Benjamin Cleveland
After the British victory at the Battle of Camden in August 1780, British General Lord Charles Cornwallis dispatched Major Patrick Ferguson to the Southern Colonies. His task was to recruit members to fight for the Loyalist militia and protect Cornwallis’s left flank as he attempted to move through the Carolinas to the ire of southern Patriots like Benjamin Cleveland.
Born in Orange County, Virginia, Cleveland moved to Wilkes County, North Carolina, in 1769 when he was thirty-one years old. Once there, he built his estate “Roundabout” near Ronda, North Carolina, and became the county’s wealthiest and most prominent citizen by the American Revolution. Due to his six-foot frame and reportedly weighing 300 lbs. in his prime, he was known as “Old Roundabout.”

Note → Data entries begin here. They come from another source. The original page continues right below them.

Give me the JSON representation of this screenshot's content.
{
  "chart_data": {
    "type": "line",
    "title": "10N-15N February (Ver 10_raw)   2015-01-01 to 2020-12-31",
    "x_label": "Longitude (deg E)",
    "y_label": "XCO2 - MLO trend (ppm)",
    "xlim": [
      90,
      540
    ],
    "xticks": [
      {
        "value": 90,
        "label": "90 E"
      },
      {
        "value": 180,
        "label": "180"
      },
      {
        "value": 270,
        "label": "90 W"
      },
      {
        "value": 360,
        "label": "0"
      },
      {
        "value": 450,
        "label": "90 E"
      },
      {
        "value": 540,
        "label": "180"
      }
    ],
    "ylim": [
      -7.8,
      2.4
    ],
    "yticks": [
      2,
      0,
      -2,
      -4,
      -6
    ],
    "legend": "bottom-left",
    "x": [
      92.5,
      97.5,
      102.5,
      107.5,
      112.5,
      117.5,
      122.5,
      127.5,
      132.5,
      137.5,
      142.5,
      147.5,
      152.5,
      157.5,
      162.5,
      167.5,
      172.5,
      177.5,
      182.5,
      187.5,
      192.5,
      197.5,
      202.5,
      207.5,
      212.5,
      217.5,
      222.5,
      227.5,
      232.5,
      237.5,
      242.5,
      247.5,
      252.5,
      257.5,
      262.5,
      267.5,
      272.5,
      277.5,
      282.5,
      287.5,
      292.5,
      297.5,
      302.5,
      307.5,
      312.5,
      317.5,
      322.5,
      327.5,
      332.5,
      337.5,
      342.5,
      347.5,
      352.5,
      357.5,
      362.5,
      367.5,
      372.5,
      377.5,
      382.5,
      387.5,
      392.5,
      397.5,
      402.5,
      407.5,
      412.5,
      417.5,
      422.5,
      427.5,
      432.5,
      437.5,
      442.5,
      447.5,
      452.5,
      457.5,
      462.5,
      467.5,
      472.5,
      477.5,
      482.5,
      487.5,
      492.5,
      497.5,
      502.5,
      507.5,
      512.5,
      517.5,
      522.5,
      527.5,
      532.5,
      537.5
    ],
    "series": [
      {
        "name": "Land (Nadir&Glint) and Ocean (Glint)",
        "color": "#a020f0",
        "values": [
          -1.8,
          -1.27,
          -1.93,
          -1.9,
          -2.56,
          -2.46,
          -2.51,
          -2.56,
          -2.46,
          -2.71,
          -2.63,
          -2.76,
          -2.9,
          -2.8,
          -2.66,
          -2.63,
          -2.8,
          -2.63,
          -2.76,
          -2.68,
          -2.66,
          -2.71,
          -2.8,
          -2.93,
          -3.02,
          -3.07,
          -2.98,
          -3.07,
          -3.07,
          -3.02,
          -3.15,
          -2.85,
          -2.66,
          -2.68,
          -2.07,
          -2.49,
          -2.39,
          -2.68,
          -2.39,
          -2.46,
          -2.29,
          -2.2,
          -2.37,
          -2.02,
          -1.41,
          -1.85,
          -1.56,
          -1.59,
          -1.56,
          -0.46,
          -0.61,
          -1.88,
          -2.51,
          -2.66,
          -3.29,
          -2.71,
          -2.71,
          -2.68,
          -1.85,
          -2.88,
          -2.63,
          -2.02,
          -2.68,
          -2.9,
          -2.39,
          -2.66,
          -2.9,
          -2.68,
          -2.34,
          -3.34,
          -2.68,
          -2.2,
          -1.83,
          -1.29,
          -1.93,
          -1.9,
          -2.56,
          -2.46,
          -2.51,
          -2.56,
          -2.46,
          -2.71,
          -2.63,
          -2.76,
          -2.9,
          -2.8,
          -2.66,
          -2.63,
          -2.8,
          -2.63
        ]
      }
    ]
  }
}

Once the first shots were fired and Lexington and Concord, Cleveland joined the local militia; he was mustered as a lieutenant in the Surry County Regiment, eventually gaining the rank of colonel. Since British forces were concentrating in New England early in the war, much of the fighting Cleveland engaged in was guerrilla warfare, where local patriots and loyalists skirmished in smaller confrontations. Reportedly, Cleveland became known as the “Terror of the Tories” for his rough treatment of local Loyalists. In 1779, two Loyalists looted the home of a local Patriot, George Wilfong, robbing his home, stealing his clothesline, and chasing away his horses. Angered at these actions, Cleveland and other local Patriots captured the men and hanged them using the clothesline they had stolen. As the situation escalated, Captain William Riddle of the local Loyalist militia kidnapped Cleveland from his estate. When the local Patriot militia learned of this kidnap, they located Cleveland, stole him back, and kidnapped, in turn, Riddle and two other Loyalist soldiers, eventually hanging them all from a tree behind the old Wilkes County courthouse. This episode shows the war’s brutality between the Loyalist and Patriot forces in the Southern Colonies.
This brutality was matched by Ferguson, who recruited new Loyalist militiamen by force and harassed Patriot forces and civilians as he entered the colonies in September 1780. Because of this aggression, several local patriot militias of the region led by William Campbell, John Sevier, Joseph McDowell, William Hill, Edward Lacy, Benjamin Cleveland, Joseph Winston, William Chronicle, and Isaac Shelby decided to take on Ferguson and his men. The two sides met at the Battle of Kings Mountain on October 7, 1780, where Patriot forces defeated Ferguson and his men. During the confrontation, Ferguson was killed, and Cleveland stole his white stallion.
After the American Revolution, Cleveland moved to South Carolina and became a commissioner in the Pendleton District. He died at his home in Oconee County, South Carolina, in 1806.